The depths of 2,000, 4,000, 8,000, and 12,000 feet were chosen to be compatible with data provided for oil production. An additional depth of 16,000 feet was added for gas equipment and operations because there is significant gas production from this depth in some regions studied. 

Coal Bed Methane Production
The Environmental Protection Agency conducted a survey of coal bed methane producers in the U.S.A.  Their resulting comprehensive report <>Technical Support Document for the 2006 Effluent Guidelines Program Plan, December 2006 EPA-821R-06-018, provided information on coal bed methane production and lease maintenance procedures (specifically for water disposal).  This report was adopted as the guiding reference for the 2009 cost study and all previous estimates were revised to reflect this change. 
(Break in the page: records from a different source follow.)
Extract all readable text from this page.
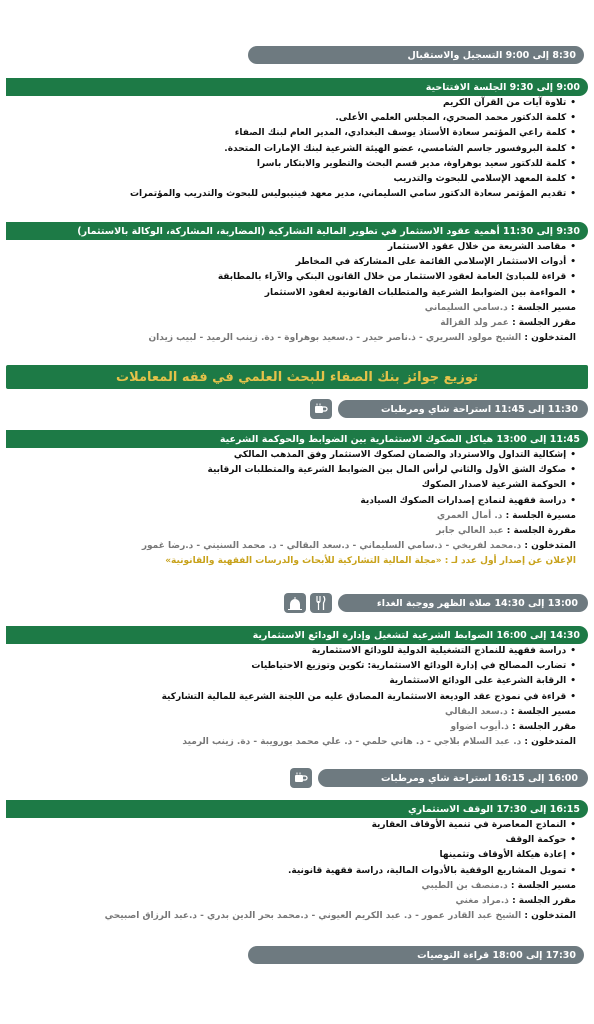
8:30 إلى 9:00 التسجيل والاستقبال
9:00 إلى 9:30 الجلسة الافتتاحية
• تلاوة آيات من القرآن الكريم
• كلمة الدكتور محمد الصحري، المجلس العلمي الأعلى.
• كلمة راعي المؤتمر سعادة الأستاذ يوسف البغدادي، المدير العام لبنك الصفاء
• كلمة البروفسور جاسم الشامسي، عضو الهيئة الشرعية لبنك الإمارات المتحدة.
• كلمة للدكتور سعيد بوهراوة، مدير قسم البحث والتطوير والابتكار باسرا
• كلمة المعهد الإسلامي للبحوث والتدريب
• تقديم المؤتمر سعادة الدكتور سامي السليماني، مدير معهد فينيبوليس للبحوث والتدريب والمؤتمرات
9:30 إلى 11:30 أهمية عقود الاستثمار في تطوير المالية التشاركية (المضاربة، المشاركة، الوكالة بالاستثمار)
• مقاصد الشريعة من خلال عقود الاستثمار
• أدوات الاستثمار الإسلامي القائمة على المشاركة في المخاطر
• قراءة للمبادئ العامة لعقود الاستثمار من خلال القانون البنكي والآراء بالمطابقة
• المواءمة بين الضوابط الشرعية والمتطلبات القانونية لعقود الاستثمار
مسير الجلسة : د.سامي السليماني
مقرر الجلسة : عمر ولد الفزالة
المتدخلون : الشيخ مولود السريري - ذ.ناصر حيدر - د.سعيد بوهراوة - دة. زينب الرميد - لبيب زيدان
توزيع جوائز بنك الصفاء للبحث العلمي في فقه المعاملات
11:30 إلى 11:45 استراحة شاي ومرطبات
11:45 إلى 13:00 هياكل الصكوك الاستثمارية بين الضوابط والحوكمة الشرعية
• إشكالية التداول والاسترداد والضمان لصكوك الاستثمار وفق المذهب المالكي
• صكوك الشق الأول والثاني لرأس المال بين الضوابط الشرعية والمتطلبات الرقابية
• الحوكمة الشرعية لاصدار الصكوك
• دراسة فقهية لنماذج إصدارات الصكوك السيادية
مسيرة الجلسة : د. أمال العمري
مقررة الجلسة : عبد العالي جابر
المتدخلون : د.محمد لفريخي - ذ.سامي السليماني - د.سعد البقالي - د. محمد السنيني - د.رضا غمور
الإعلان عن إصدار أول عدد لـ : «مجلة المالية التشاركية للأبحاث والدرسات الفقهية والقانونية»
13:00 إلى 14:30 صلاة الظهر ووجبة الغداء
14:30 إلى 16:00 الضوابط الشرعية لتشغيل وإدارة الودائع الاستثمارية
• دراسة فقهية للنماذج التشغيلية الدولية للودائع الاستثمارية
• تضارب المصالح في إدارة الودائع الاستثمارية: تكوين وتوزيع الاحتياطيات
• الرقابة الشرعية على الودائع الاستثمارية
• قراءة في نموذج عقد الوديعة الاستثمارية المصادق عليه من اللجنة الشرعية للمالية التشاركية
مسير الجلسة : د.سعد البقالي
مقرر الجلسة : ذ.أيوب اضواو
المتدخلون : د. عبد السلام بلاجي - د. هاني حلمي - د. علي محمد بورويبة - دة. زينب الرميد
16:00 إلى 16:15 استراحة شاي ومرطبات
16:15 إلى 17:30 الوقف الاستثماري
• النماذج المعاصرة في تنمية الأوقاف العقارية
• حوكمة الوقف
• إعادة هيكلة الأوقاف وتثمينها
• تمويل المشاريع الوقفية بالأدوات المالية، دراسة فقهية قانونية.
مسير الجلسة : د.منصف بن الطيبي
مقرر الجلسة : ذ.مراد مغني
المتدخلون : الشيخ عبد القادر عمور - د. عبد الكريم العيوني - د.محمد بحر الدين بدري - د.عبد الرزاق اصبيحي
17:30 إلى 18:00 قراءة التوصيات
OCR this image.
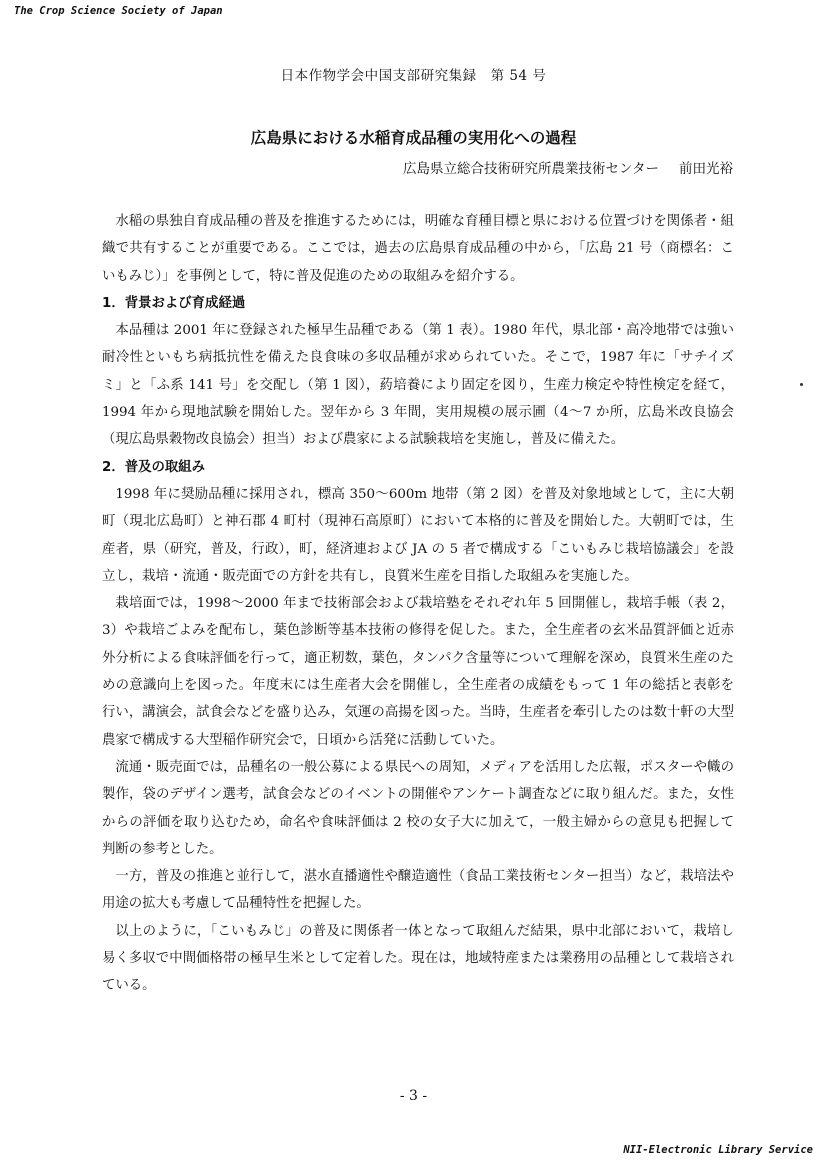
The Crop Science Society of Japan
日本作物学会中国支部研究集録　第 54 号
広島県における水稲育成品種の実用化への過程
広島県立総合技術研究所農業技術センター 前田光裕

水稲の県独自育成品種の普及を推進するためには，明確な育種目標と県における位置づけを関係者・組織で共有することが重要である。ここでは，過去の広島県育成品種の中から，「広島 21 号（商標名：こいもみじ）」を事例として，特に普及促進のための取組みを紹介する。

1．背景および育成経過

本品種は 2001 年に登録された極早生品種である（第 1 表）。1980 年代，県北部・高冷地帯では強い耐冷性といもち病抵抗性を備えた良食味の多収品種が求められていた。そこで，1987 年に「サチイズミ」と「ふ系 141 号」を交配し（第 1 図），葯培養により固定を図り，生産力検定や特性検定を経て，1994 年から現地試験を開始した。翌年から 3 年間，実用規模の展示圃（4〜7 か所，広島米改良協会（現広島県穀物改良協会）担当）および農家による試験栽培を実施し，普及に備えた。

2．普及の取組み

1998 年に奨励品種に採用され，標高 350〜600m 地帯（第 2 図）を普及対象地域として，主に大朝町（現北広島町）と神石郡 4 町村（現神石高原町）において本格的に普及を開始した。大朝町では，生産者，県（研究，普及，行政），町，経済連および JA の 5 者で構成する「こいもみじ栽培協議会」を設立し，栽培・流通・販売面での方針を共有し，良質米生産を目指した取組みを実施した。

栽培面では，1998〜2000 年まで技術部会および栽培塾をそれぞれ年 5 回開催し，栽培手帳（表 2，3）や栽培ごよみを配布し，葉色診断等基本技術の修得を促した。また，全生産者の玄米品質評価と近赤外分析による食味評価を行って，適正籾数，葉色，タンパク含量等について理解を深め，良質米生産のための意識向上を図った。年度末には生産者大会を開催し，全生産者の成績をもって 1 年の総括と表彰を行い，講演会，試食会などを盛り込み，気運の高揚を図った。当時，生産者を牽引したのは数十軒の大型農家で構成する大型稲作研究会で，日頃から活発に活動していた。

流通・販売面では，品種名の一般公募による県民への周知，メディアを活用した広報，ポスターや幟の製作，袋のデザイン選考，試食会などのイベントの開催やアンケート調査などに取り組んだ。また，女性からの評価を取り込むため，命名や食味評価は 2 校の女子大に加えて，一般主婦からの意見も把握して判断の参考とした。

一方，普及の推進と並行して，湛水直播適性や醸造適性（食品工業技術センター担当）など，栽培法や用途の拡大も考慮して品種特性を把握した。

以上のように，「こいもみじ」の普及に関係者一体となって取組んだ結果，県中北部において，栽培し易く多収で中間価格帯の極早生米として定着した。現在は，地域特産または業務用の品種として栽培されている。

- 3 -
NII-Electronic Library Service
Leases for coal bed methane were assumed to consist of 10 wells dewatered by the predominant artificial lift method employed in that area.  The production depths and rates were chosen as representative for that area.  The areas studied are Appalachia, Black Warrior Basin (Alabama), Powder River Basin (Wyoming), and San Juan Basin (New Mexico).  The following table lists the average production depth, per well production rates, and dewatering method used in the study. 

Revisions
Data used in this work are revised for at least one year.  Late arrival of data necessitates using estimates in some cases, and in other cases, small items have been combined to reduce reporting burdens on data suppliers.  The cost data comes from leading supply, service, and contracting companies in a region.  If one of these companies should not be able to respond, a replacement company is identified.  The replacement company prices may vary slightly from the original company's prices.  In order to collate the necessary data, the costs to drill the water disposal wells, water supply wells and secondary recovery water injection wells are estimated since the source for the drilling costs (the Joint Association Survey on Drilling Costs) is two years behind.  In general, since 1976, data gathering has become more challenging, in part due to the restructuring of the industry, and in part due to normal changes in product lists.  Changes in equipment and operating practices are adopted when they become common usage in an area.  In this manner, improvements in productivity and technology are recognized, although gradually. 

Items Tracked
Table 8 indicates the more significant cost items tracked from year to year, beginning in most cases with the year 1976.  Freight and taxes are also a part of the equipment cost, as is the labor to install the equipment.  Maintenance costs include replacement costs of some of the more common wear items.